От Сен-Жан де Люз они направились к Пиренеям и вскоре достигли ущелья, где некогда трубил в свой рог прославленный рыцарь Роланд. Документы у них были в полном порядке. Польский посол в Париже со страхом – просто с ужасом в глазах – вручал княгине эти бумаги.
– Господи боже мой, княгиня, ну почему вам надо ехать туда именно сейчас? Неужели это действительно такие важные дела?
– Денежные дела всегда самые важные, господин посол, – пренебрежительно засмеялась Билинская.
Януш следовал за ней тенью, но относительно него посол не выразил никаких опасений.
Живописное, узкое ущелье врезалось в горы, точно нож. Через каждые несколько сот метров стояли постовые французской жандармерии, но, видимо, они были предупреждены о поездке, и не задерживали автомобиль. Осложнения начались только на самой границе.
Французские чиновники, конечно, поняли, что это случай исключительный, и быстро, деловито записали фамилии проезжающих, их возраст и прочие сведения. В чемоданы даже не заглянули. Зато испанцы позволили себе учинить длительное следствие. Переводчик (полуфранцуз, полуиспанец, юный и обаятельный) пожимал плечами, но вынужден был переводить бессмысленные вопросы, которые жандарм, очевидно, считал хитроумными и неожиданными.
– Прошу прощения, мадам, – сказал наконец переводчик, – но постарайтесь понять. Тут поблизости эти ужасные баски. Он боится, что вы едете к ним.
Януш успокоил его:
– Не волнуйтесь. Мы все понимаем… И отлично знаем, какая сейчас ситуация на этой границе…
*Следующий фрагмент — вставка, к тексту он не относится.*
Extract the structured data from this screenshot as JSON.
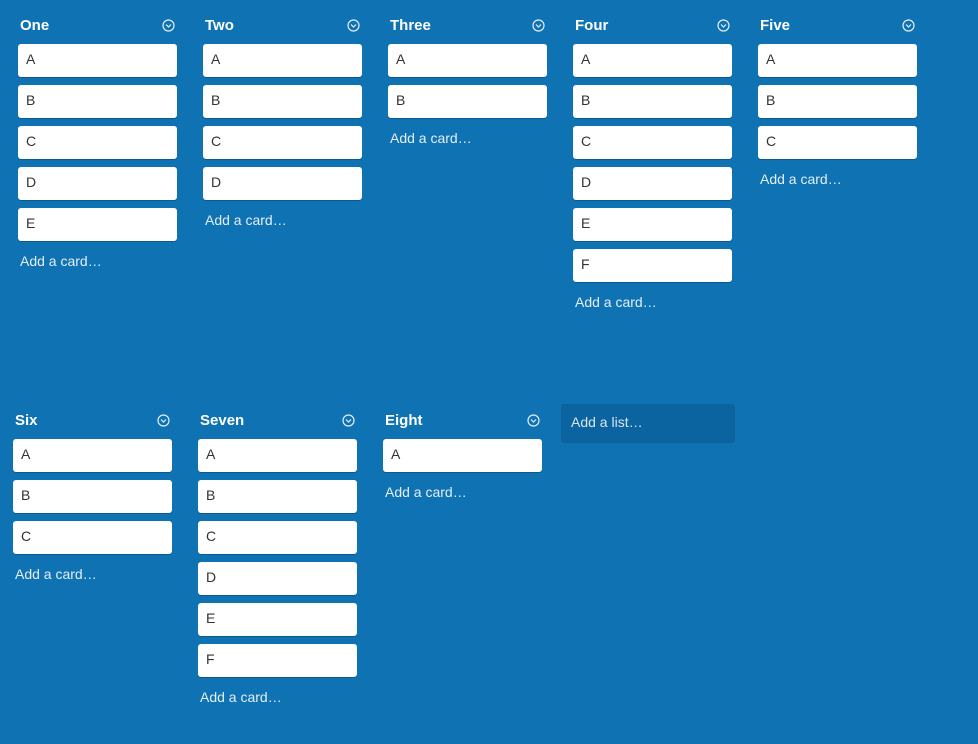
{
  "board": {
    "rows": [
      [
        {
          "title": "One",
          "cards": [
            "A",
            "B",
            "C",
            "D",
            "E"
          ]
        },
        {
          "title": "Two",
          "cards": [
            "A",
            "B",
            "C",
            "D"
          ]
        },
        {
          "title": "Three",
          "cards": [
            "A",
            "B"
          ]
        },
        {
          "title": "Four",
          "cards": [
            "A",
            "B",
            "C",
            "D",
            "E",
            "F"
          ]
        },
        {
          "title": "Five",
          "cards": [
            "A",
            "B",
            "C"
          ]
        }
      ],
      [
        {
          "title": "Six",
          "cards": [
            "A",
            "B",
            "C"
          ]
        },
        {
          "title": "Seven",
          "cards": [
            "A",
            "B",
            "C",
            "D",
            "E",
            "F"
          ]
        },
        {
          "title": "Eight",
          "cards": [
            "A"
          ]
        }
      ]
    ],
    "add_card_label": "Add a card…",
    "add_list_label": "Add a list…"
  }
}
– Что он сказал? Что он сказал? – насторожился жандарм.
Растерянный переводчик пробормотал первое пришедшее ему на ум.
Наконец им все же удалось выпутаться из этой несуразной истории.
– Ты не помнишь русских жандармов, – сказала Марыся, – ведь ты не ездил до войны за границу. Испанцы мне безумно напоминают их…
Януш смотрел на дорогу. Они быстро удалялись от гор и спускались в долину. Долина была ровная, красно-бурая и однообразная. Дорога пересекала ее прямо, как стрела. Выжженные, невспаханные поля тянулись большими полотнищами до самого горизонта.
– А мне и пейзаж этот напоминает Россию, – сказал Януш.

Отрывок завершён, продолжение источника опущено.